Analysis debunks link between autism, fertility treatments

Studies with the best quality ratings and the largest sample sizes showed no increased risk of autism for children born from assisted reproductive technologies, reports a review published in the December issue of Human Reproduction.

By Laura Geggel
10 December 2013 | 2 min read
This article is more than five years old.
Neuroscience—and science in general—is constantly evolving, so older articles may contain information or theories that have been reevaluated since their original publication date.

A comprehensive review of several studies across four different countries may lay to rest a lingering debate about whether fertility treatment ups the risk of having a child with autism.

The reviewers pooled seven studies from Denmark, Finland, Israel and Japan, with a total of 9,216 individuals with autism born between 1970 and 2006.

They found that the studies with the best quality ratings and largest samples sizes showed no increased risk of autism for children born with the help of assisted reproductive technology. The review was published in the December issue of Human Reproduction.

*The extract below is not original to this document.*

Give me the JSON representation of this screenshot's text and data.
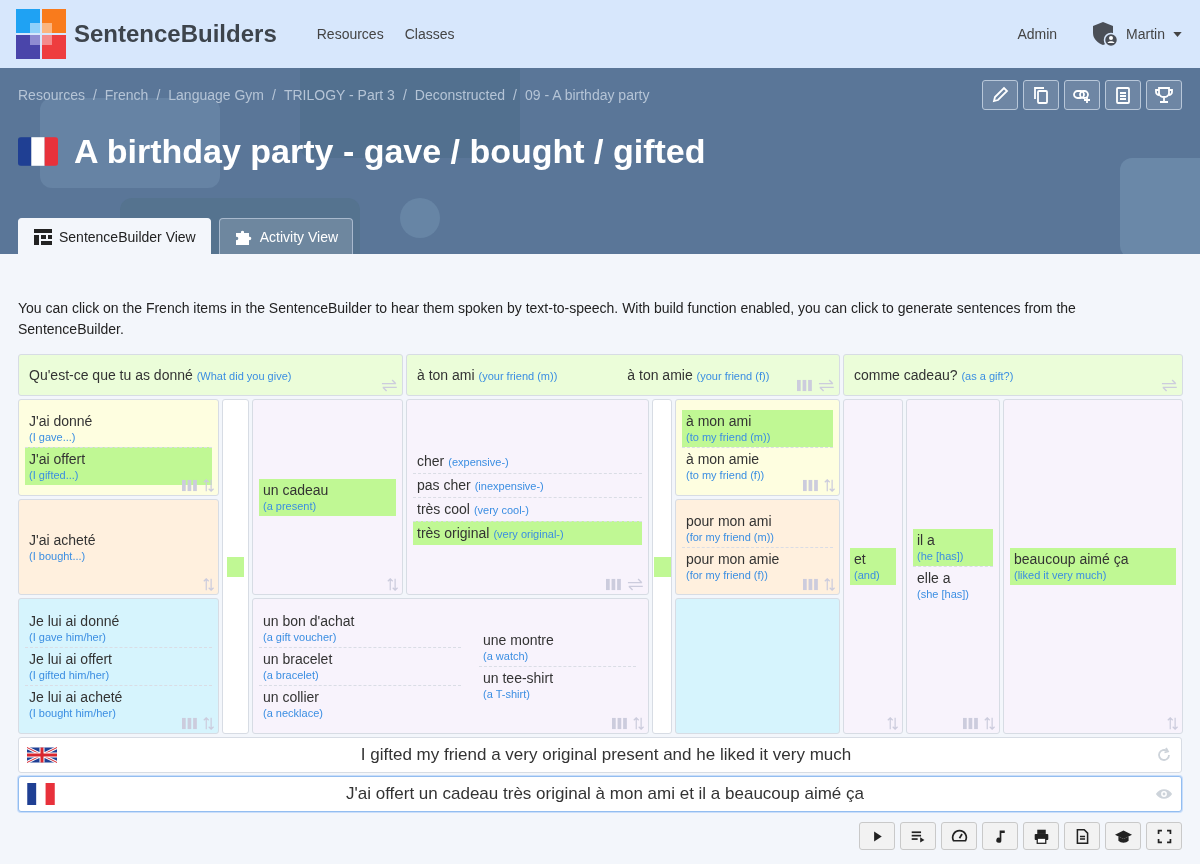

Most previous studies have collected medical data from a single country, making it difficult to know whether the results apply across other nations, where conventions for fertility treatment may differ.

The researchers rated the quality of each study, such as whether they controlled for the age of the mother, which may increase autism risk, and whether the children’s autism diagnoses had been verified.

They also tried to account for variation in procedures. Each study used its own definition of assisted reproductive technology.

About half included only techniques that require handling of both egg and sperm, for example. (During in vitro fertilization, the sperm and egg are fertilized outside of the body, which may expose the cells to damage.) Other studies broadened the definition to include less involved medical interventions for infertility, such as hormone therapy.

The five studies that found no evidence of increased autism risk include the two largest in the group, both from Denmark. One of these also scored highest in quality, along with a study from Finland.

One of the five reported that assisted conception may even protect against autism. Although the study included only 10 children with autism of 33 total born with assisted reproductive technology, the conclusions are intriguing. The researchers suggest that women seeking reproductive help may have better access to healthcare and advice during pregnancy.  They may be more likely to take folic acid, which lowers autism risk, for instance, than other women who become pregnant.

The researchers gave the two studies that scored lowest on quality measures the least weight in their analysis. Both of these studies reported that technology-aided conception increases the risk of autism, but neither adjusted for factors that may increase autism risk, such as maternal age.